Open the #1 Travel Credit Card
We opened our Lending Club peer-to-peer lending account exactly one year ago, so now is a good time to assess our early performance and reflect on where this fits into our short and long-term investing strategy. If you aren’t familiar with Lending Club or P2P lending in general, we suggest you read our article entitled Lending Club for Fun and Profit, where we describe the concept and our strategy to maximize returns.
After the first year, we’ve earned an “Adjusted Net Annualized Return” of 12.44% — which we are quite pleased with! This money was sitting in our online savings account previously earning well under 1%, so this represents a huge net gain for us.
This “adjusted” NAR is a new update to LC’s account summary page and it paints a more accurate picture of your true return, as it shows a reduction to NAR for any loans currently in the grace period or any further stage of late payment status.
As you can see on the left, we do already have 10 notes that have been charged off after becoming 120+ days late and we currently have 4 notes at least 16 days late. All these notes were in the very early stages of their repayment period, so each represents a loss of $20+ of principal per note (out of $25 originally).

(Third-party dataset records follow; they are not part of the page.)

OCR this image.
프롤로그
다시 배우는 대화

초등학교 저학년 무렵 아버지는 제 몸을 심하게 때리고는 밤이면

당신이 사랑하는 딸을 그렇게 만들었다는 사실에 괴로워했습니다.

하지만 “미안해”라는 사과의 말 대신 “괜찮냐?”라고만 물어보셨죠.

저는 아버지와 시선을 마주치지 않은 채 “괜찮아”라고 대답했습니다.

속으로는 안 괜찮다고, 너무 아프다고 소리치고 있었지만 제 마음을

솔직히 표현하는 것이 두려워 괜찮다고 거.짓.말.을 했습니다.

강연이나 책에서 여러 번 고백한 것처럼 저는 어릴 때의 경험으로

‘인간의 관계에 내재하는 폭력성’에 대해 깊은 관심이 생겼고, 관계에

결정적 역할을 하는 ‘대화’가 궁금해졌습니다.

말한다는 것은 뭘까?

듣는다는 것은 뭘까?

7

Because we now only invest in C-G grade loans (higher risk but significantly higher returns than the top rated A and B loans) we fully expect to have a number of loans charged off, so this is not terribly concerning. When you purchase these loans, Lending Club gives you an expected default rate for each category, and we mentally prepared ourselves to easily expect 5%-10% of our loans to eventually default.
Do What’s Right for You
If the thought of loaning someone your hard earned money and having them essentially run away with it (sometimes in the first month or two) is just horrible for you, then this is not the right investment for your own portfolio or psychological well-being!
The only other alternative is to invest in only A grade loans, where the defaults will be significantly reduced; there will still be defaults and you are limiting your upside dramatically since the actual stated interest rates of the loans are only ~7% to begin with. When you look at the stats over Lending Club’s first $3 billion of loans, Grades C-F are your best bets for total returns, so those are the grades we look to invest solely in.
Overall we are very happy with our Lending Club investment, but here is our main concern:
Lending Club is doing phenomenally well these days and the demand for low grade loans far exceeds the supply, so it is extremely competitive to get your share of any of these loans. LC adds new loans four times per day (9am EST, 1pm EST, 5pm EST and 9pm EST) and you basically have to sit there refreshing your browser to see when the new set of loans gets loaded and then you hurry to get invested before the loans fill up. LC needs to add an automatic investment option and come up with some fair way to allocate these available high-demand loans.
That said, once you are invested in a loan, you’re in it for 3 or 5 years, so this is not a major issue once you’re already invested. But whenever we add money, it is difficult and time-consuming to get fully invested.
I do still think this is a great investment and I’m almost certain that we’ll earn a long-term annual return of 5%-10%, but I’d like to see it play out over the 2014 before I really consider adding more funds to our account.